Ari shrugs. “I’m just… trying to keep an open mind. I think it could happen one day.”

To prevent myself from just gaping at him, I quickly stand up, announcing, “I’m going to go grab everyone some water. Game tomorrow, so gotta make sure we all stay hydrated.”

“Want some help?” Ari asks me, and I can see in his eyes that he’s pleading with me to say yes so he can escape the situation he’s found himself in.

“Yeah. Yes. Help would be good.”

We walk over to the bar in silence. I can feel all of our friends’ eyes on us as we do, but neither of us looks back at them.

We find an empty space at the end of the bar and slide in there, waiting for the bartender to come over.

We both stay quiet for a moment, but when it becomes awkward, I make myself say something.

“‘Yeah, maybe,’huh?”

Ari laughs at my attempt to defuse the awkwardness before leaning closer to me and whispering. “I meant everything I said Saturday night, Lucia.”

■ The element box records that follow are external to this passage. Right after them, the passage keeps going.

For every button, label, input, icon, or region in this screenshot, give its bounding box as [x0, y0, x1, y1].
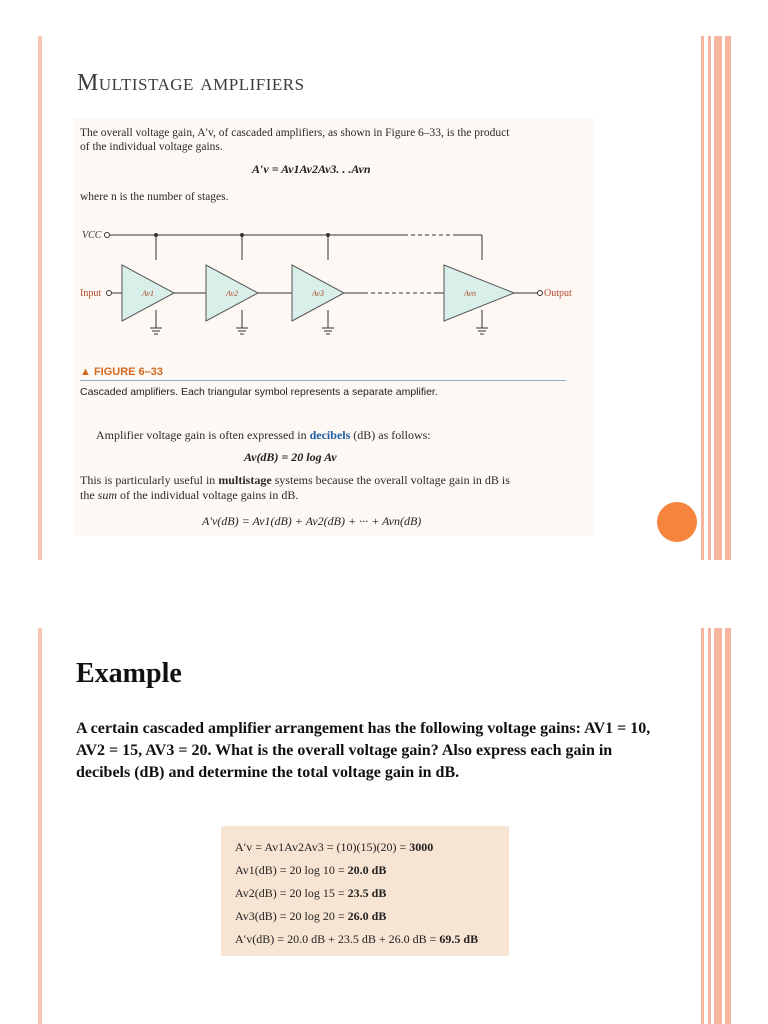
stage-label-n: Avn [464, 289, 476, 298]
slide-title: Example [76, 658, 182, 689]
solution-line-2: Av1(dB) = 20 log 10 = 20.0 dB [235, 863, 387, 877]
orange-accent-dot [657, 502, 697, 542]
example-problem: A certain cascaded amplifier arrangement has the following voltage gains: AV1 = 10, AV2 = 15, AV3 = 20. What is the overall voltage gain? Also express each gain in decibels (dB) and determine the total voltage gain in dB. [76, 720, 651, 781]
right-accent-bars [701, 628, 735, 1024]
figure-caption: Cascaded amplifiers. Each triangular symbol represents a separate amplifier. [80, 386, 438, 398]
stage-label-2: Av2 [226, 289, 238, 298]
vcc-label: VCC [82, 230, 102, 241]
solution-box [221, 826, 509, 956]
figure-rule [80, 380, 566, 381]
slide-example [0, 628, 768, 1024]
multistage-line-1: This is particularly useful in multistage systems because the overall voltage gain in dB is [80, 473, 510, 487]
figure-label: ▲ FIGURE 6–33 [80, 366, 164, 378]
where-text: where n is the number of stages. [80, 191, 229, 203]
input-label: Input [80, 288, 102, 299]
decibels-keyword: decibels [309, 428, 351, 442]
left-accent-bar [38, 628, 42, 1024]
multistage-line-2: the sum of the individual voltage gains in dB. [80, 488, 299, 502]
output-label: Output [544, 288, 572, 299]
decibel-intro: Amplifier voltage gain is often expressed in decibels (dB) as follows: [96, 428, 431, 442]
solution-line-4: Av3(dB) = 20 log 20 = 26.0 dB [235, 909, 387, 923]
stage-label-3: Av3 [312, 289, 324, 298]
intro-line-2: of the individual voltage gains. [80, 141, 223, 153]
solution-line-1: A′v = Av1Av2Av3 = (10)(15)(20) = 3000 [235, 840, 434, 854]
intro-line-1: The overall voltage gain, A′v, of cascaded amplifiers, as shown in Figure 6–33, is the product [80, 127, 510, 139]
equation-total-db: A′v(dB) = Av1(dB) + Av2(dB) + ··· + Avn(dB) [202, 514, 422, 528]
amplifier-triangle-n [444, 265, 514, 321]
stage-label-1: Av1 [142, 289, 154, 298]
equation-overall-gain: A′v = Av1Av2Av3. . .Avn [252, 162, 371, 176]
cascaded-amplifier-diagram [74, 210, 594, 360]
left-accent-bar [38, 36, 42, 560]
slide-title: Multistage amplifiers [77, 70, 305, 96]
equation-db-gain: Av(dB) = 20 log Av [244, 450, 337, 464]
right-accent-bars [701, 36, 735, 560]
slide-multistage [0, 30, 768, 560]
solution-line-3: Av2(dB) = 20 log 15 = 23.5 dB [235, 886, 387, 900]
solution-line-5: A′v(dB) = 20.0 dB + 23.5 dB + 26.0 dB = 69.5 dB [235, 932, 479, 946]
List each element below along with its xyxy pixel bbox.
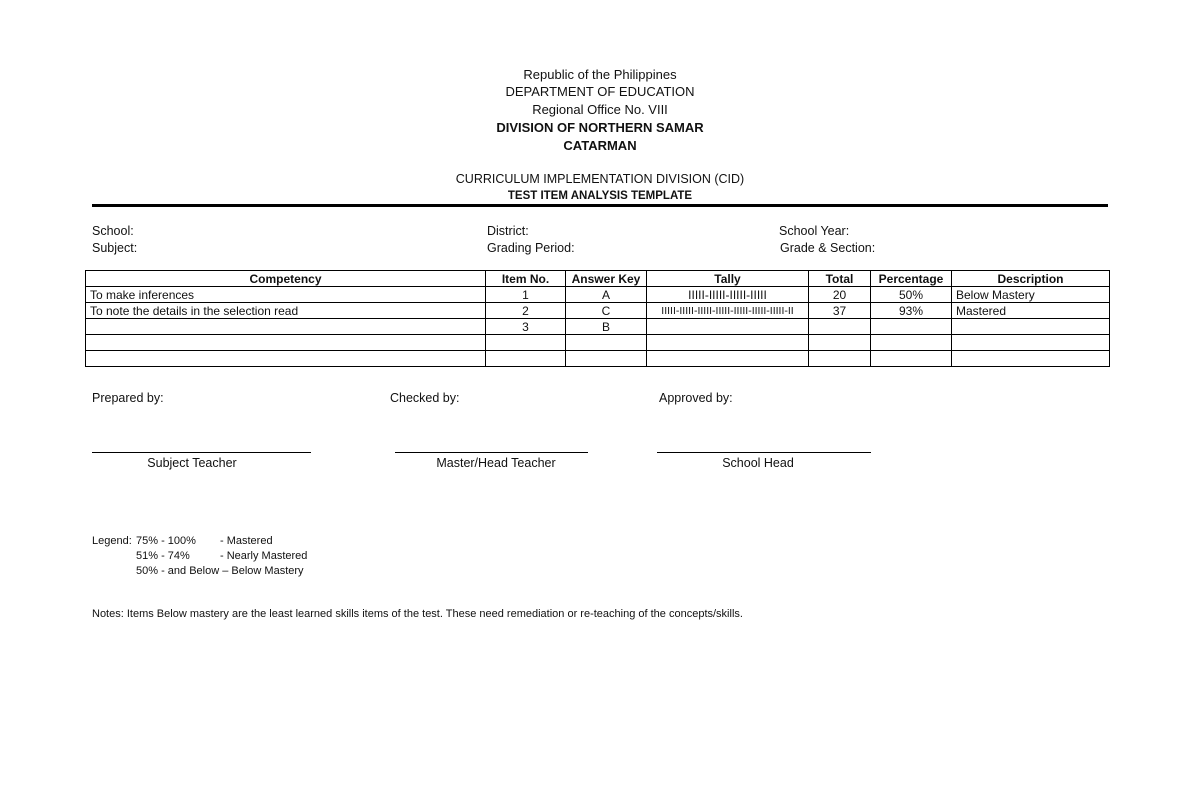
cell-competency [86, 319, 486, 335]
table-row [86, 351, 1110, 367]
column-header-item-no: Item No. [486, 271, 566, 287]
header-cid: CURRICULUM IMPLEMENTATION DIVISION (CID) [455, 172, 745, 186]
header-city: CATARMAN [563, 138, 637, 153]
cell-tally [647, 351, 809, 367]
legend-label: Legend: [92, 535, 132, 547]
cell-item-no [486, 351, 566, 367]
header-department: DEPARTMENT OF EDUCATION [505, 84, 695, 99]
cell-item-no [486, 335, 566, 351]
prepared-by-label: Prepared by: [92, 391, 164, 405]
grading-period-label: Grading Period: [487, 241, 575, 255]
cell-item-no: 2 [486, 303, 566, 319]
grade-section-label: Grade & Section: [780, 241, 876, 255]
cell-tally: IIIII-IIIII-IIIII-IIIII-IIIII-IIIII-IIIII-II [647, 303, 809, 319]
head-teacher-signature-line [395, 452, 588, 453]
cell-competency [86, 335, 486, 351]
cell-percentage [871, 351, 952, 367]
school-head-signature-line [657, 452, 871, 453]
cell-tally [647, 335, 809, 351]
legend-desc-mastered: - Mastered [220, 535, 273, 547]
cell-description [952, 351, 1110, 367]
cell-percentage: 50% [871, 287, 952, 303]
column-header-description: Description [952, 271, 1110, 287]
district-label: District: [487, 224, 529, 238]
table-row [86, 287, 1110, 303]
cell-item-no: 3 [486, 319, 566, 335]
column-header-answer-key: Answer Key [566, 271, 647, 287]
cell-answer-key: C [566, 303, 647, 319]
header-regional-office: Regional Office No. VIII [532, 102, 668, 117]
school-label: School: [92, 224, 134, 238]
cell-tally [647, 319, 809, 335]
notes-text: Notes: Items Below mastery are the least learned skills items of the test. These need remediation or re-teaching of the concepts/skills. [92, 608, 743, 620]
cell-competency: To make inferences [86, 287, 486, 303]
approved-by-label: Approved by: [659, 391, 733, 405]
item-analysis-table [85, 270, 1110, 367]
column-header-percentage: Percentage [871, 271, 952, 287]
column-header-total: Total [809, 271, 871, 287]
cell-percentage: 93% [871, 303, 952, 319]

I turn to face him, losing myself in the depths of his brown eyes. “You did?” I ask breathily.

“Every word.”

“Oh my God.”

The air between us is electric, sparks flying as we can’t take our eyes off each other.

Everything would have been easier if he had said hedidn’tmean it.

Now, I don’t know what to do.

We can pretend, lean into the mutual kink we share. We’ll both be honest in expressing our wants when we do, but nothing can go beyond that.

I may want kids, but I want a partner, too.

That just isn’t Ari.

No matter how much I secretly wish it were.